At nearly the same time, Reuters reported that the White House proposed cutting more than 9,400 TSA jobs and slashing $1.5 billion from the agency’s budget. The contrast is hard to ignore. This administration seems able to summon endless energy for confrontation abroad, institutional conflict at home, and symbolic battles against its enemies. It shows far less interest in the steadier work of making ordinary American life safer, more affordable, and more stable.
But the country is not helpless. Pew reported in January that Trump’s approval stood at 37 percent, that only 27 percent of Americans supported all or most of his policies and plans, and that half said the administration’s actions had been worse than they expected. That matters. It means the American people are paying attention, public persuasion is changing, public resistance is real, and that voter judgment has not vanished.
But resilience is not automatic. A country survives because people inside it decide that limits are real and worth defending. And here the most revealing fact may be that even Republican voters are less deferential to Trump than many Republican lawmakers are. Pew found that 61 percent of Republicans and Republican-leaning independents said GOP members of Congress do not have an obligation to support Trump if they disagree with him. Only 38 percent said they do. That number strips away the most convenient excuse. Congressional Republicans cannot honestly claim that their voters have left them no room for independence. Their own base has already given them permission to act like legislators rather than loyalists.

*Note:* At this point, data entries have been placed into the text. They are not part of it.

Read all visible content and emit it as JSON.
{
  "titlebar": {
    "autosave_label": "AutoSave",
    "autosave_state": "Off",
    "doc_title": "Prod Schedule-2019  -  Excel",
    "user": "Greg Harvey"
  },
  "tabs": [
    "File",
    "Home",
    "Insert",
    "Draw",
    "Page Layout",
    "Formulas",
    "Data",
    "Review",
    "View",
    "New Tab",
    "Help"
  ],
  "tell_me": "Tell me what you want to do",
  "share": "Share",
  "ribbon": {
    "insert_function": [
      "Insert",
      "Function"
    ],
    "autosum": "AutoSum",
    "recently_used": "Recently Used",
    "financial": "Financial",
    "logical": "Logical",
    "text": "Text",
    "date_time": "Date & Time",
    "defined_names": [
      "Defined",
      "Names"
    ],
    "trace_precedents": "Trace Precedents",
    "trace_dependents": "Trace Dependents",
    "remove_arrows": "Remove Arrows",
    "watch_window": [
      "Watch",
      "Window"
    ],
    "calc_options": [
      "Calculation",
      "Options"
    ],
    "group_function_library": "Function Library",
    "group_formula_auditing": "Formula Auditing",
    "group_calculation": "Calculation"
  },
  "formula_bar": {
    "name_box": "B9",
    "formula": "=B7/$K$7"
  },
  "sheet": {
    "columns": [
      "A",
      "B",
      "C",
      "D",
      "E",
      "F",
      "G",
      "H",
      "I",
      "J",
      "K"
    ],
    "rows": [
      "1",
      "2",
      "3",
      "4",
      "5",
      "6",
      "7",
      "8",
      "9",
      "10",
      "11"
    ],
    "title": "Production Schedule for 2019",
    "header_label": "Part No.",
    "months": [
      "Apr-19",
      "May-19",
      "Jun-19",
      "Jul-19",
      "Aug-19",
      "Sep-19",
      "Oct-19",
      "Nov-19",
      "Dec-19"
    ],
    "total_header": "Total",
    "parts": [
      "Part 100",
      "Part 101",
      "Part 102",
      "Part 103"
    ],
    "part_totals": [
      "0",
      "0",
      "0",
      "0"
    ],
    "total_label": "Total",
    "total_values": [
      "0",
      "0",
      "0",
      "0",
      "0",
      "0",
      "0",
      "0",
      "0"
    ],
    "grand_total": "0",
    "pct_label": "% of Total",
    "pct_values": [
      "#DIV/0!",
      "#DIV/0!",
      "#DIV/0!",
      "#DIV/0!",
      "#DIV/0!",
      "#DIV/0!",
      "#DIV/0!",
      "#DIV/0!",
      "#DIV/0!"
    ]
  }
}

So when will enough be enough?
The honest answer is that enough will be enough only when Republicans decide that constitutional oversight is not disloyalty, that Congress is not ornamental, and that the American people matter more than the political ambitions of one man. Enough will be enough when a governing party remembers what its job actually is—not to turn every presidential impulse into a talking point, but to distinguish impulse from judgment, power from prudence, and party advantage from public duty.
That does not mean Democrats are right about everything. It does not even require the country to settle, once and for all, on the perfect label for this moment. It requires something simpler and yet harder for the republican party; it requires the willingness to say "No". No to unauthorized war sold as strength. No to executive theories that treat the law as advisory. No to domestic neglect while households are told to absorb rising costs as the price of presidential swagger. No to the idea that Republican officeholders exist mainly to protect Trump from consequence.
The tragedy of this moment is not only that Trump keeps testing the system. It is that the people best positioned to restrain him so often behave as though their highest calling is to keep the test going and their outright refusal to protect the American people. A party that will not defend Congress from presidential overreach will not defend the public for long either. The consequences are already visible—in rising costs at home, in the U.S. seizure of Nicolás Maduro in Venezuela, in Trump’s repeated threats to take control of Greenland, and now in the widening confrontation with Iran. And a country whose leaders can always find time for grandstanding, but never enough seriousness for the burdens ordinary families carry, is a country already paying a price.
Call this moment what you will. But enough should not be.